In the late 1800s, a vicious rivalry transformed American paleontology. In the “Bone Wars,” two scientists savagely fought for control of fossil collections, naming rights, and scientific prominence.
Edward Drinker Cope and Othniel Charles Marsh met as students in 1864, forming a friendly professional relationship, though they soon clashed. In an epic feud spanning decades, Cope and Marsh bribed officials, hired spies, and slandered each other. They even destroyed fossils or buried dig sites rather than let the other scientist get access. It was all an effort to be the US’s top paleontologist.
Out west, they scavenged for prehistoric bones, digging up fossils of fish, mammals, dinosaurs, and other reptiles. Each hoped to be the first to discover new skeletons and collect more specimens than the other. They raced to publish their findings in scientific journals, fiercely debating who had found what species first and therefore had the right to name it. Their fighting didn’t always produce good science: Marsh and Cope both renamed many previously discovered species, claiming that these were all “new” finds. Their rivalry eventually spilled into slanderous reports in the press, and they lost friends, jobs, and professional reputation.
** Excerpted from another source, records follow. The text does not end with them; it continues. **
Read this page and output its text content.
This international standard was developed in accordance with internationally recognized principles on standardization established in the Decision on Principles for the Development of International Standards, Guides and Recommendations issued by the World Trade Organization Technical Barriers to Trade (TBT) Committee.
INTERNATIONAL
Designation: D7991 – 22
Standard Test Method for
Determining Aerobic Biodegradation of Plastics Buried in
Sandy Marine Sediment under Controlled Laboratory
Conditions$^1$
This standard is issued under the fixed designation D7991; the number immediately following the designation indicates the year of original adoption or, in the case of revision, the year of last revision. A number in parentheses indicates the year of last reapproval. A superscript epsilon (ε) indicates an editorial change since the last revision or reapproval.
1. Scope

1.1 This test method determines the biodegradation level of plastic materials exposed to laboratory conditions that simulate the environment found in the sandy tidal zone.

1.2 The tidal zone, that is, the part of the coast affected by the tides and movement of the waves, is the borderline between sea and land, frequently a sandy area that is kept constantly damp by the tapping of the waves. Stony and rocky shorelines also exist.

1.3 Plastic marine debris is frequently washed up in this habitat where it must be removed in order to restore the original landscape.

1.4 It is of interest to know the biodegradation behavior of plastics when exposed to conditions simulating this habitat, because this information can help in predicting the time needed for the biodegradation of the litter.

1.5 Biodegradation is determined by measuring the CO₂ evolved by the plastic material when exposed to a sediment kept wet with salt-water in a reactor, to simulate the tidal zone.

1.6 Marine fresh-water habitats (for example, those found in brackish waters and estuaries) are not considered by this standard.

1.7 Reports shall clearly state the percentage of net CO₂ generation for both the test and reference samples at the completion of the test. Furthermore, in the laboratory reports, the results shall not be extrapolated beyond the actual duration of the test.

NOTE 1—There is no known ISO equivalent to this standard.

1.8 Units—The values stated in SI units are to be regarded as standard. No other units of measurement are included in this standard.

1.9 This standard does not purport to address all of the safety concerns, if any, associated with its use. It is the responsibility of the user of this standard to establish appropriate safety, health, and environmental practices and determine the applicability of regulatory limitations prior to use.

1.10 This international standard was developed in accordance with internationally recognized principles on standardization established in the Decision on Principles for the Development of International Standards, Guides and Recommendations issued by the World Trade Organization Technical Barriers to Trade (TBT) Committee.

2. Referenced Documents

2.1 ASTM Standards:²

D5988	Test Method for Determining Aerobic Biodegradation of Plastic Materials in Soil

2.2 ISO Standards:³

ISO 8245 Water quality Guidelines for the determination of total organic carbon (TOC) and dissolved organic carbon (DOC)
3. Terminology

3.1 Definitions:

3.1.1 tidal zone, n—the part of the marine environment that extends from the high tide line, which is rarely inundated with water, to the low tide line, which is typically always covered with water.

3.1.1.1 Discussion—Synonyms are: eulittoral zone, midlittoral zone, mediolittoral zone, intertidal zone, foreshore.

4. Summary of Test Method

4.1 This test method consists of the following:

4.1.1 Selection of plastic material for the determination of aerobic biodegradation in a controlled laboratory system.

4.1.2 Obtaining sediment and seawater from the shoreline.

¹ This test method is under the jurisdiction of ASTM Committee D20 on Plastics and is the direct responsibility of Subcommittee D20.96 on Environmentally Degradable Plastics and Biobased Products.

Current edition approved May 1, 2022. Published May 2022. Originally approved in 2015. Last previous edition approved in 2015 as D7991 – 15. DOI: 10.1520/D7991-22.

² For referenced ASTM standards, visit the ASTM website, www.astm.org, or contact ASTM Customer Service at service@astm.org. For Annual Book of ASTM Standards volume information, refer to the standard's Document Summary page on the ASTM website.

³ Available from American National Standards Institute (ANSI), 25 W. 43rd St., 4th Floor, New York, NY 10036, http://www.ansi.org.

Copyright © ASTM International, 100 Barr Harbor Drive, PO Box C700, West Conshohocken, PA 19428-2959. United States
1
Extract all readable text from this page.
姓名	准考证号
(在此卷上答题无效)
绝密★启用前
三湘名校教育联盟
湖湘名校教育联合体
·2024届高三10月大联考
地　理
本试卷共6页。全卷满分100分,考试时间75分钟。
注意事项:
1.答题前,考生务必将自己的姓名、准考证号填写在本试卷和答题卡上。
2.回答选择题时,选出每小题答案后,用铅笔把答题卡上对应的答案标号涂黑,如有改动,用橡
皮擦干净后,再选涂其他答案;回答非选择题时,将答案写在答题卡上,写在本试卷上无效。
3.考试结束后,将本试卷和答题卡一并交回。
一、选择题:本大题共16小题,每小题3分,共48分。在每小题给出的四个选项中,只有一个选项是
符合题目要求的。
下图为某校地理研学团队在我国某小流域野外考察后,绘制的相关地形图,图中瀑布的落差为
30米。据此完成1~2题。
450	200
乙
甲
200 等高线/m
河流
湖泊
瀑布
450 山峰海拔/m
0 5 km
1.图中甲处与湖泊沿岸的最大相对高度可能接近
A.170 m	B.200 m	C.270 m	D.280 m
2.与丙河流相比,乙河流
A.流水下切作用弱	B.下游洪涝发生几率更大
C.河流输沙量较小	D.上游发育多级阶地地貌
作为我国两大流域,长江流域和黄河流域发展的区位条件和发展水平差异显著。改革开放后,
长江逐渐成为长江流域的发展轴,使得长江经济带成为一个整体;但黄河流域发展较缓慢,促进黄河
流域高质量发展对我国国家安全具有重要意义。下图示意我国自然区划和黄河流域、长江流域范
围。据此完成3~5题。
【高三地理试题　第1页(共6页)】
Cope and Marsh both died with huge fossil collections and little money. Their rivalry scandalized the scientific community, who then distrusted American paleontology for decades. But it popularized the science to the American public. Between the two scientists, they discovered over a hundred new dinosaur species, including the Stegosaurus, Triceratops, and Allosaurus. Marsh and Cope’s legacies live on: much of their collections were donated to the Smithsonian and Yale for further study.